The new study takes a different approach, by attempting to identify the most effective antigens in the ASFV genome for conferring protective immunity, and introducing these into pigs in a two-stage process. Exposure of pigs to the ASFV virus following vaccination with pools of candidate antigens allows the researchers to narrow the field to the most effective antigens, which could eventually be incorporated into a potent vaccine.

To accomplish this, the study constructed three ASFV libraries: a gene library used for DNA vaccination, a recombinant vaccinia virus library and a third library used for the expression and capture of recombinant proteins.

Pigs were first exposed to individual disease antigens to test immune response and then with pools of antigens. Next, the pigs were immunized with ASFV antigens, delivered via DNA gene gun, and recombinant vaccinia boost and exposed to whole ASFV virus. 

(As the authors note, recombinant vaccinia viruses are believed to have many of the properties of live attenuated viruses, though they can stimulate both humoral and cell-mediated immunity in a more natural and effective way.
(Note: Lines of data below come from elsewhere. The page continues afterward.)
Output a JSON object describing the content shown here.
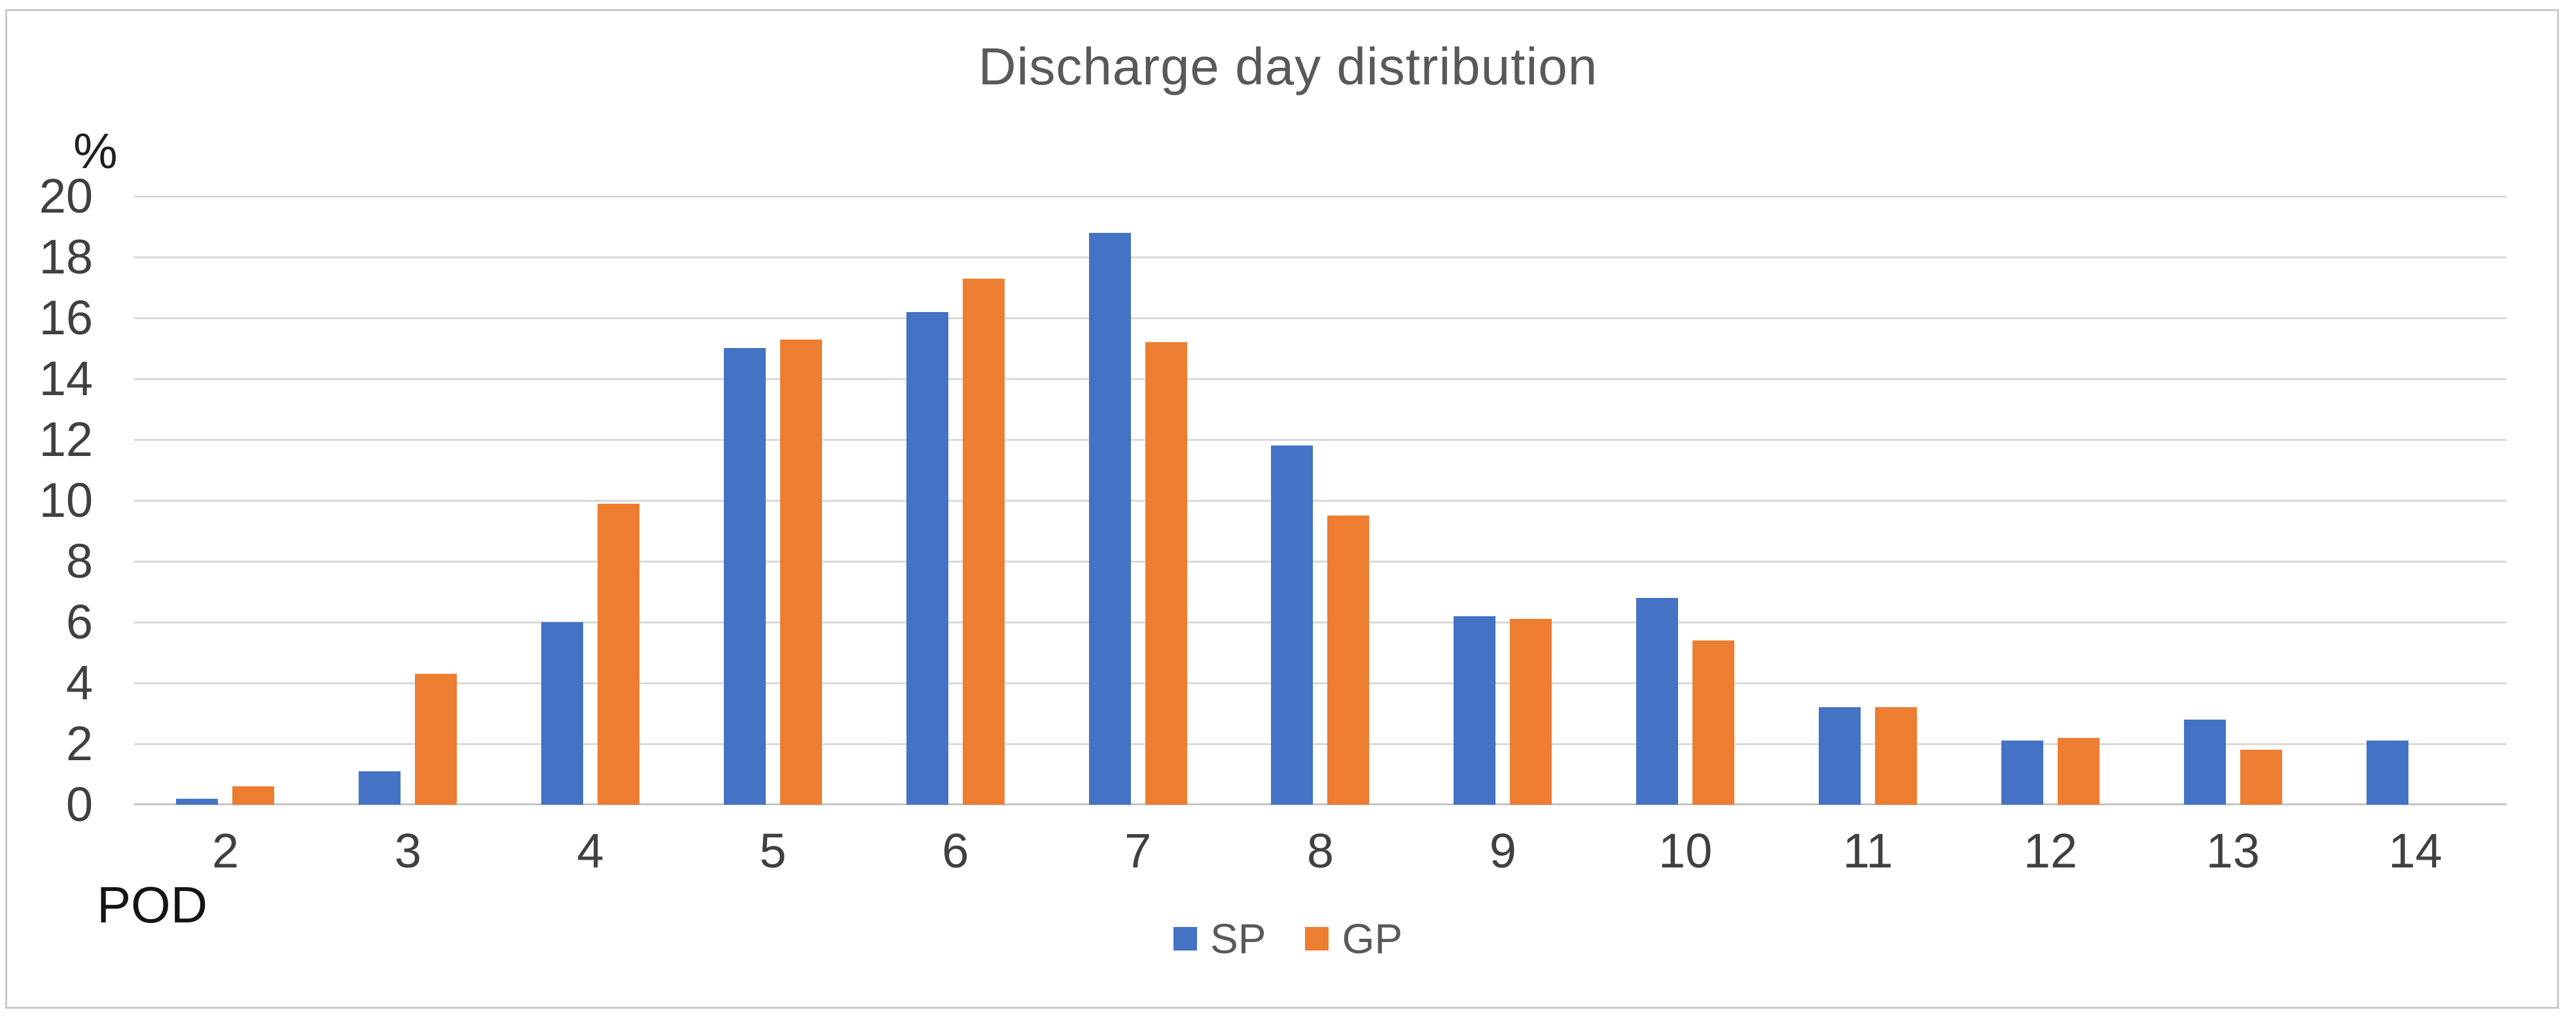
{
  "chart_data": {
    "type": "bar",
    "title": "Discharge day distribution",
    "ylabel": "%",
    "xlabel": "POD",
    "ylim": [
      0,
      20
    ],
    "ytick_step": 2,
    "grid": true,
    "legend_position": "bottom-center",
    "categories": [
      "2",
      "3",
      "4",
      "5",
      "6",
      "7",
      "8",
      "9",
      "10",
      "11",
      "12",
      "13",
      "14"
    ],
    "series": [
      {
        "name": "SP",
        "color": "#4472C4",
        "values": [
          0.2,
          1.1,
          6.0,
          15.0,
          16.2,
          18.8,
          11.8,
          6.2,
          6.8,
          3.2,
          2.1,
          2.8,
          2.1
        ]
      },
      {
        "name": "GP",
        "color": "#ED7D31",
        "values": [
          0.6,
          4.3,
          9.9,
          15.3,
          17.3,
          15.2,
          9.5,
          6.1,
          5.4,
          3.2,
          2.2,
          1.8,
          0
        ]
      }
    ],
    "colors": {
      "gridline": "#D9D9D9",
      "axis_line": "#C4C4C4",
      "title_text": "#595959",
      "tick_text": "#404040",
      "border": "#C9C9C9"
    }
  }
}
Further, vaccinia-based vaccines can be heat stabilized, produced at low cost and are easy to administer, making them an attractive alternative to conventional vaccines.)

Pathway to protection

Pools of up to 22 antigens at a time were delivered via the two-step process. Protection in the pigs was then evaluated by analyzing the response of lymphocyte cells — specialized sentinels, which are called into action when the immune system detects foreign infection. Responses to individual recombinant proteins as well as whole ASF virus were examined.

The 47 gene and gene fragments selected in the study coded for protein antigens that differed in terms of function and timing of expression within their disease host, in order to attempt to replicate the diversity of antigens expressed during an ASFV infection. The antigens examined in the study represent roughly 30 percent of the full ASFV genome.

The sequential method of testing, known as expression library immunization, is a powerful tool as it can identify vaccine candidates encoded in complex pathogens like ASFV, without prior knowledge of which antigens are protective. The trial and error technique can also identify important antigens that are only expressed in very low levels during infection, making them difficult to detect through conventional tests.

Results showed that pigs immunized with the target antigens had lower levels of ASFV-related symptoms, including lower levels of virus in blood, tonsil, spleen and submandibular lymph node compared to pigs immunized with control antigens following challenge with a lethal dose of ASFV. Indeed, viral load was reduced 10 to 100-fold in the submandibular lymph nodes, tonsils and blood of pigs receiving antigen vaccination, compared with those not receiving it.

The study has thus identified novel ASFV proteins and demonstrated their potential as candidates in future vaccine studies. Further testing will help refine the efficacy of these antigens and pinpoint potential side effects.